Employers girding themselves for an especially pricey health care benefits season this fall are pushing back harder in negotiations, armed with new price transparency data and emboldened by increased industry scrutiny.
Why it matters: Employers frustrated that they haven’t been getting the best deals on health care are using the data to demand better terms in discussions with insurers and pharmacy benefit managers, industry experts said.
There have been some initial signs these strategies have been successful, but experts said it will take larger collective change among employers to generate more significant savings.
“I think that’s where we’re heading is a much, much more enlightened market, particularly if we get reforms in Washington,” Michael Thompson, CEO of the National Alliance of Healthcare Purchaser Coalitions, told Axios.
The big picture: Employers are facing the biggest annual increase in health care costs in a decade, according to Mercer. Two-thirds of the employer health insurance market is in self-insured plans, in which an employer is on the hook for some or all of workers’ health care costs rather than an insurer, according to KFF.
However, they work with third parties — often well-known health insurance brands and pharmacy benefit managers — to administer their benefits.
Between the lines: Large self-insured employers over the past year have been able to examine insurers’ negotiated rates with providers, thanks to federal price transparency rules. Congress, meanwhile, is looking at strengthening transparency requirements.
These employers are beginning to see that their own arrangements aren’t always working to their benefit, said Rob Andrews, CEO of the Health Transformation Alliance, which includes member companies like Marriott, Coca-Cola and American Express.
“This is very early days of a sea change in the market where self-insured employers for the first time can benchmark their pricing,” Andrews said.

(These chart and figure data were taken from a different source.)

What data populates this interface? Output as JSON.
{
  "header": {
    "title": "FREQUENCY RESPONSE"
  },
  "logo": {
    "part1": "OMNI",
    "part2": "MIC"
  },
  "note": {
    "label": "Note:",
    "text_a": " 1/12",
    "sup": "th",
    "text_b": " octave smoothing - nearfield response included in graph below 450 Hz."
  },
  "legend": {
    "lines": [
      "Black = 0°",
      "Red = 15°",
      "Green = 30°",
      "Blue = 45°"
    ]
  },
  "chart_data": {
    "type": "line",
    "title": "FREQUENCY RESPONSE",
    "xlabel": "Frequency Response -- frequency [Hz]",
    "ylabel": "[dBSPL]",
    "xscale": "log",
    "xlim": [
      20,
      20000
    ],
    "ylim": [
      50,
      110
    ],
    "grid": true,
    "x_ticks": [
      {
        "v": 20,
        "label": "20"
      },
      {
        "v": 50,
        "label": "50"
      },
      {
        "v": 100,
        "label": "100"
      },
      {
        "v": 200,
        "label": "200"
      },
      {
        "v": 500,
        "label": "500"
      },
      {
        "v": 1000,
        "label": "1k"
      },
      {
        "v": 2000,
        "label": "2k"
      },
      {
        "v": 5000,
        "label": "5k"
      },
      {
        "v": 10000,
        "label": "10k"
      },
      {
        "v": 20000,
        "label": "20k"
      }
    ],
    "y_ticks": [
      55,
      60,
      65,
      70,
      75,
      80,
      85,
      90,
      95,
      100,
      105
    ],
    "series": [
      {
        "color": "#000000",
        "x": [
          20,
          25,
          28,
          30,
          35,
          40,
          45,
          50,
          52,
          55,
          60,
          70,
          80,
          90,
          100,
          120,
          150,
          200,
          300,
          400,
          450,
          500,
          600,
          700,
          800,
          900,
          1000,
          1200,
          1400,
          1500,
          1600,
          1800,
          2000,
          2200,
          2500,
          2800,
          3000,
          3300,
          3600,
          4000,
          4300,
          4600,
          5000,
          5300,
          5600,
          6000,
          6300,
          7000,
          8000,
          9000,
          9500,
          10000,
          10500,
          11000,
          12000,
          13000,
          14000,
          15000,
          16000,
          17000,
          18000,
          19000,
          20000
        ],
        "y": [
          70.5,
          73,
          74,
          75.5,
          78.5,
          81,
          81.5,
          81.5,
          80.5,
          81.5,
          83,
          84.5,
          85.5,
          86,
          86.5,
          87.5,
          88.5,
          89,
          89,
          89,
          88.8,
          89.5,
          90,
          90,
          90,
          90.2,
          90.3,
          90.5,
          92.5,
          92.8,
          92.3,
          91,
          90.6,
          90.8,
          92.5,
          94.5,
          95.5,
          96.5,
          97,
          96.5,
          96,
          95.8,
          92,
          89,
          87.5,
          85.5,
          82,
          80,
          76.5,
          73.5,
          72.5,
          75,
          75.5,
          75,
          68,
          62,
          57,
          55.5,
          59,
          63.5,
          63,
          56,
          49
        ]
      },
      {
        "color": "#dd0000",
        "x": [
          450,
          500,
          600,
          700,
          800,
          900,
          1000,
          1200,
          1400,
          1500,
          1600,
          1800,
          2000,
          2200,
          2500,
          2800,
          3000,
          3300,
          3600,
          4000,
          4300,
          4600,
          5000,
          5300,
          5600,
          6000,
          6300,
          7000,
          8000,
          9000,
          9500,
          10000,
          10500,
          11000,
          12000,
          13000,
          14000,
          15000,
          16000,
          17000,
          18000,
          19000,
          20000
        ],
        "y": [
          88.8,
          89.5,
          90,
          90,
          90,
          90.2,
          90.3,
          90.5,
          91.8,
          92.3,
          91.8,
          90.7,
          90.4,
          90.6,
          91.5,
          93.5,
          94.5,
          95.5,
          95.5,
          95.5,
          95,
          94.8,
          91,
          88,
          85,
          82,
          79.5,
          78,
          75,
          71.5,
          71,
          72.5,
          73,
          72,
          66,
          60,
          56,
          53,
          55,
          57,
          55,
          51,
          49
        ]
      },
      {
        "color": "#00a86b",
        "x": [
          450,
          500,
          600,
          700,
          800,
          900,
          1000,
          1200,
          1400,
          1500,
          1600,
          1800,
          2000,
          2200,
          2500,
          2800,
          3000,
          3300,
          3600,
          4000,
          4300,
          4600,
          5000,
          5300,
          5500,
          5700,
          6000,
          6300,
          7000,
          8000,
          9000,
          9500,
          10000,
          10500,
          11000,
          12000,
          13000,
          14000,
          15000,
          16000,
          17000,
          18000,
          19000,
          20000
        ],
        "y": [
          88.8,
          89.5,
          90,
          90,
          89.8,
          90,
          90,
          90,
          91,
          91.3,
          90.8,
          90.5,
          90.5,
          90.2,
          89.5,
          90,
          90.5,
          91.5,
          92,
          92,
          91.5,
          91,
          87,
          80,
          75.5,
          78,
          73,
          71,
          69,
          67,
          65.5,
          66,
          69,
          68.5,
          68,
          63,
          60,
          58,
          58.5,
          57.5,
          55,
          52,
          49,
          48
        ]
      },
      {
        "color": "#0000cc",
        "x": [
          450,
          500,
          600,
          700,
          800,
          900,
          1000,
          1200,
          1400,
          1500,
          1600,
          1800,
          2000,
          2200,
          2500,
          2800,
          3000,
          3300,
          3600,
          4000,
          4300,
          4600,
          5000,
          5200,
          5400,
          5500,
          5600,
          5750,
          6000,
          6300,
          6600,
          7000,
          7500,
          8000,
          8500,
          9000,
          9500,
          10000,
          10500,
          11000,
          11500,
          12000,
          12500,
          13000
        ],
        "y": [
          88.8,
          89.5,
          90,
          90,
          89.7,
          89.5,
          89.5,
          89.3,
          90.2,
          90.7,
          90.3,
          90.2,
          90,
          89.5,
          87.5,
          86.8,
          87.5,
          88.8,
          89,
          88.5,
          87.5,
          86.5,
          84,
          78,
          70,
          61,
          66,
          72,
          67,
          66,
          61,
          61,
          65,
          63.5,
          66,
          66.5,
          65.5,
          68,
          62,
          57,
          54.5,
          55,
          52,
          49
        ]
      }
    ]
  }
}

For instance, he said, employers have found that many health insurance carriers privately negotiated better prices with health systems for their own Medicare Advantage plans compared to their self-insured employer customers.
Health insurers often can get more favorable prices from hospitals on MA patients because they promise to bring along self-insured employers at a higher rate, he said.
However, Thompson points out it’s not always fair to compare MA plans to the commercial market because they may have different provider networks and benefit offerings.
Andrews estimates about 15% of member companies have begun to negotiate “best price” clauses into their contracts with insurers administering self-insured plans. He said more companies are willing to move their business to another third-party administrator that doesn’t have its own competing MA plan or fully insured plan.
“That could grow, and it will grow if carriers are not willing to reexamine their business model,” he said.
Employers are also taking a closer look at their contracts with PBMs amid increasing scrutiny of that industry’s role in higher drug costs.
Groups like the Purchaser Business Group on Health and the National Alliance of Healthcare Purchaser Coalitions have outlined contracting standards employers should insist upon during negotiations with PBMs.
“For years, I think naively, employers relied very heavily on their intermediary to manage their pharmaceutical spend for them, and the evidence is out there that that hasn’t been a wise strategy,” Thompson said.
In some cases he’s aware of, getting more aggressive about things like how drugs are listed on formularies or how rebates are shared has allowed a few companies to push down drug costs as much as 9%-10%.
Employers need to ask some hard questions about their PBM contracts, said Cora Opsahl, director of 32BJ Health Fund, one of New York’s largest unions. “Are you actually getting 100% of your rebate dollars? If you’re not, why not?” she said.
PBMs and employers can also work together to target some of their biggest cost drivers, she said.
In one example, the union saw costs and use of new weight-loss drugs known as GLP-1s jump 55% in nine months. When digging into claims data with help from its PBM, the union discovered a significant portion of workers stopped using the drugs after 60 days.
While other drugs might get filled for 90-day prescriptions, she said switching to 30-day refills of GLP-1s will save at least $1 million in a year.
“What I tell all employers is you need to hire a data analyst,” Opsahl said. “And if they can’t find enough savings that equal their salary in the first year, you have the wrong data analyst.”